HarHarVeryFunny · 2025-11-16T21:19:18 1763327958

> Again, that's all we do. We train extensively until we "get it." Monkey-see, monkey-do turns out not only to be all you need, so to speak... it's all there is.

Which is fine for us humans, but would only be fine for LLMs if they also had continual learning and whatever else was necessary for them to be able to learn on the job and be able to pick up new reasoning skills by themselves, post-deployment.

Obviously right now this isn't the case, so therefore we're stuck with the LLM companies trying to deliver models "out of the box" that have some generally useful reasoning capability that goes beyond whatever happened to be in their pre-training data, and the way they are trying to do that is with RL ...

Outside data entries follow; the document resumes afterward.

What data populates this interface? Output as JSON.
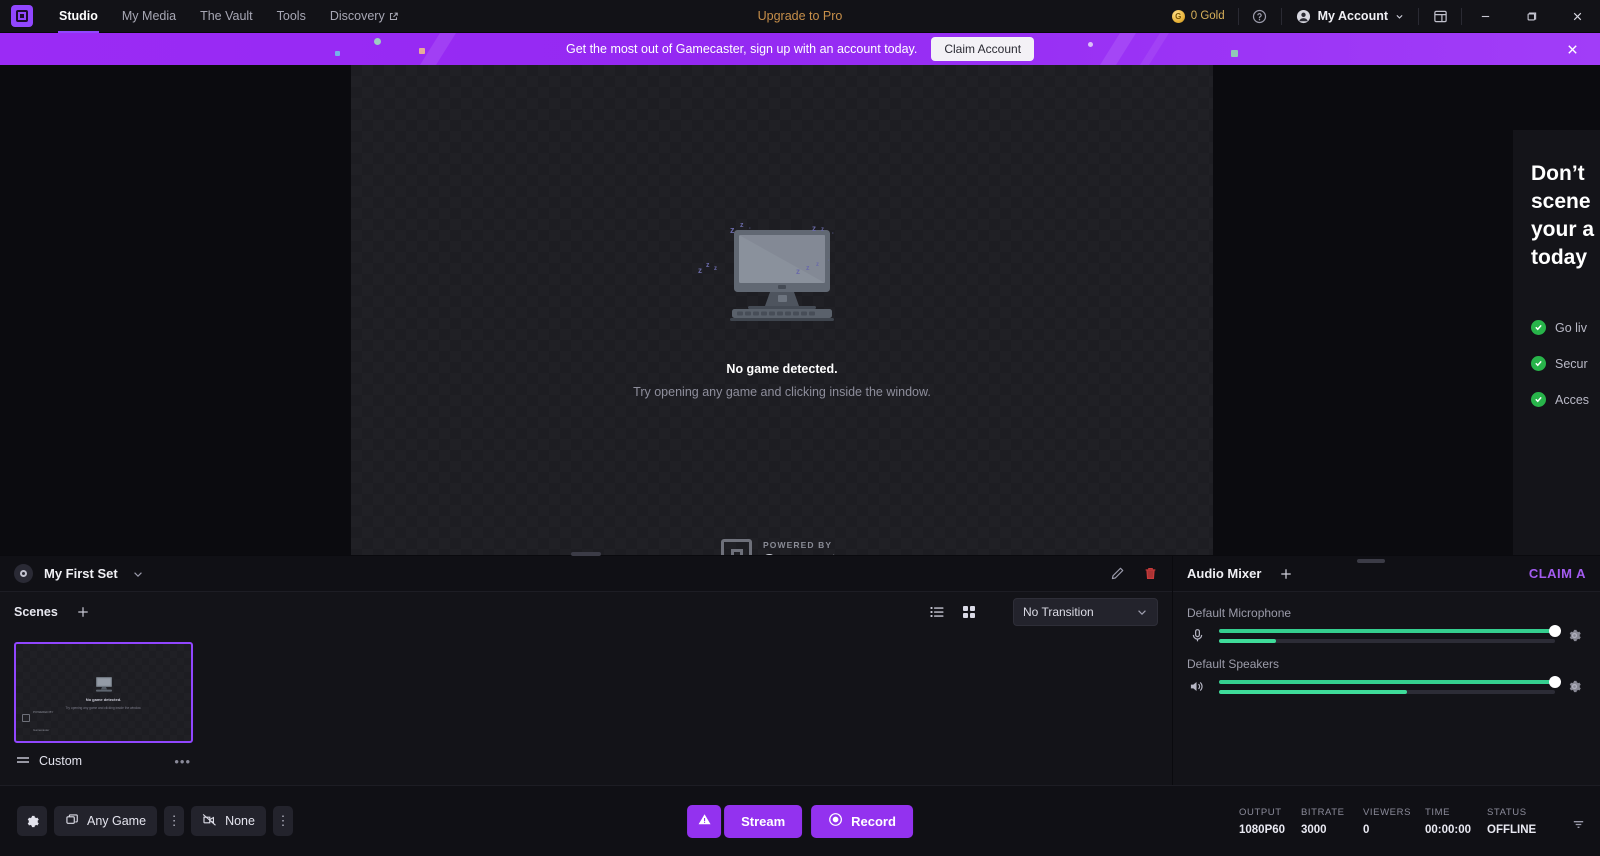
{
  "titlebar": {
    "logo": "gamecaster-logo-icon",
    "nav": [
      {
        "label": "Studio",
        "active": true,
        "external": false
      },
      {
        "label": "My Media",
        "active": false,
        "external": false
      },
      {
        "label": "The Vault",
        "active": false,
        "external": false
      },
      {
        "label": "Tools",
        "active": false,
        "external": false
      },
      {
        "label": "Discovery",
        "active": false,
        "external": true
      }
    ],
    "upgrade_label": "Upgrade to Pro",
    "gold_amount": "0 Gold",
    "gold_symbol": "G",
    "help_icon": "help-circle-icon",
    "account_label": "My Account",
    "layout_icon": "panel-layout-icon",
    "minimize_icon": "minimize-icon",
    "maximize_icon": "maximize-icon",
    "close_icon": "close-icon"
  },
  "banner": {
    "text": "Get the most out of Gamecaster, sign up with an account today.",
    "button_label": "Claim Account",
    "close_icon": "close-icon",
    "background": "#9b2bf5"
  },
  "preview": {
    "empty_title": "No game detected.",
    "empty_subtitle": "Try opening any game and clicking inside the window.",
    "zzz": "z",
    "watermark_sub": "POWERED BY",
    "watermark_name": "Gamecaster"
  },
  "promo": {
    "headline_lines": [
      "Don’t",
      "scene",
      "your a",
      "today"
    ],
    "features": [
      {
        "label": "Go liv"
      },
      {
        "label": "Secur"
      },
      {
        "label": "Acces"
      }
    ],
    "check_color": "#28b44a"
  },
  "scenes": {
    "set_name": "My First Set",
    "set_caret_icon": "chevron-down-icon",
    "edit_icon": "pencil-icon",
    "delete_icon": "trash-icon",
    "title": "Scenes",
    "add_icon": "plus-icon",
    "list_view_icon": "list-view-icon",
    "grid_view_icon": "grid-view-icon",
    "transition_value": "No Transition",
    "transition_caret_icon": "chevron-down-icon",
    "items": [
      {
        "label": "Custom",
        "selected": true,
        "drag_icon": "drag-handle-icon",
        "more_icon": "more-horizontal-icon",
        "thumb_title": "No game detected.",
        "thumb_sub": "Try opening any game and clicking inside the window.",
        "thumb_wm_sub": "POWERED BY",
        "thumb_wm_name": "Gamecaster"
      }
    ]
  },
  "mixer": {
    "title": "Audio Mixer",
    "add_icon": "plus-icon",
    "claim_label": "CLAIM A",
    "channels": [
      {
        "label": "Default Microphone",
        "icon": "microphone-icon",
        "volume": 100,
        "level": 17,
        "gear_icon": "gear-icon"
      },
      {
        "label": "Default Speakers",
        "icon": "speaker-icon",
        "volume": 100,
        "level": 56,
        "gear_icon": "gear-icon"
      }
    ],
    "slider_color": "#35cf8f"
  },
  "bottombar": {
    "settings_icon": "gear-icon",
    "game_source": {
      "label": "Any Game",
      "icon": "window-capture-icon",
      "kebab_icon": "kebab-menu-icon",
      "kebab_glyph": "⋮"
    },
    "camera_source": {
      "label": "None",
      "icon": "camera-off-icon",
      "kebab_icon": "kebab-menu-icon",
      "kebab_glyph": "⋮"
    },
    "warn_icon": "warning-triangle-icon",
    "stream_label": "Stream",
    "record_label": "Record",
    "record_icon": "record-circle-icon",
    "accent_color": "#9332ef",
    "stats": [
      {
        "key": "OUTPUT",
        "value": "1080P60"
      },
      {
        "key": "BITRATE",
        "value": "3000"
      },
      {
        "key": "VIEWERS",
        "value": "0"
      },
      {
        "key": "TIME",
        "value": "00:00:00"
      },
      {
        "key": "STATUS",
        "value": "OFFLINE"
      }
    ],
    "collapse_icon": "collapse-down-icon"
  }
}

CamperBob2 · 2025-11-16T22:00:52 1763330452

Agreed, memory consolidation and object permanence are necessary milestones that haven't been met yet. Those are the big showstoppers that keep current-generation LLMs from serving as a foundation for something that might be called AGI.

It'll obviously happen at some point. No reason why it won't.

Just as obviously, current LLMs are capable of legitimate intelligent reasoning now, subject to the above constraints. The burden of proof lies on those who still claim otherwise against all apparent evidence. Better definitions of 'intelligence' and 'reasoning' would be a necessary first step, because our current ones have decisively been met.

Someone who has lost the ability to form memories is still human and can still reason, after all.

HarHarVeryFunny · 2025-11-16T22:54:56 1763333696

I think continual learning is a lot different than memory consolidation. Learning isn't the same as just stacking memories, and anyways LLMs aren't learning the right thing - to create human/animal-like intelligence requires predicting the outcomes of actions, not just auto-regressive continuations.

Continual learning, resulting in my AI being different from yours, because we've both got them doing different things, is also likely to turn the current training and deployment paradigm on it's head.

I agree we'll get there one day, but I expect we'll spend the next decade exploiting LLMs before there is any serious effort more on to new architectures.

In the meantime, DeepMind for one have indicated they will try to build their version of "AGI" with an LLM as a component of it, but it remains to be seen exactly what they end up building and how much new capability that buys. In the long term building in language as a component, rather than building in the ability to learn language, and everything else that humans are capable of learning, is going to prove a limitation, and personally I wouldn't call it AGI until we do get to that level of being able to learn everything that a human can.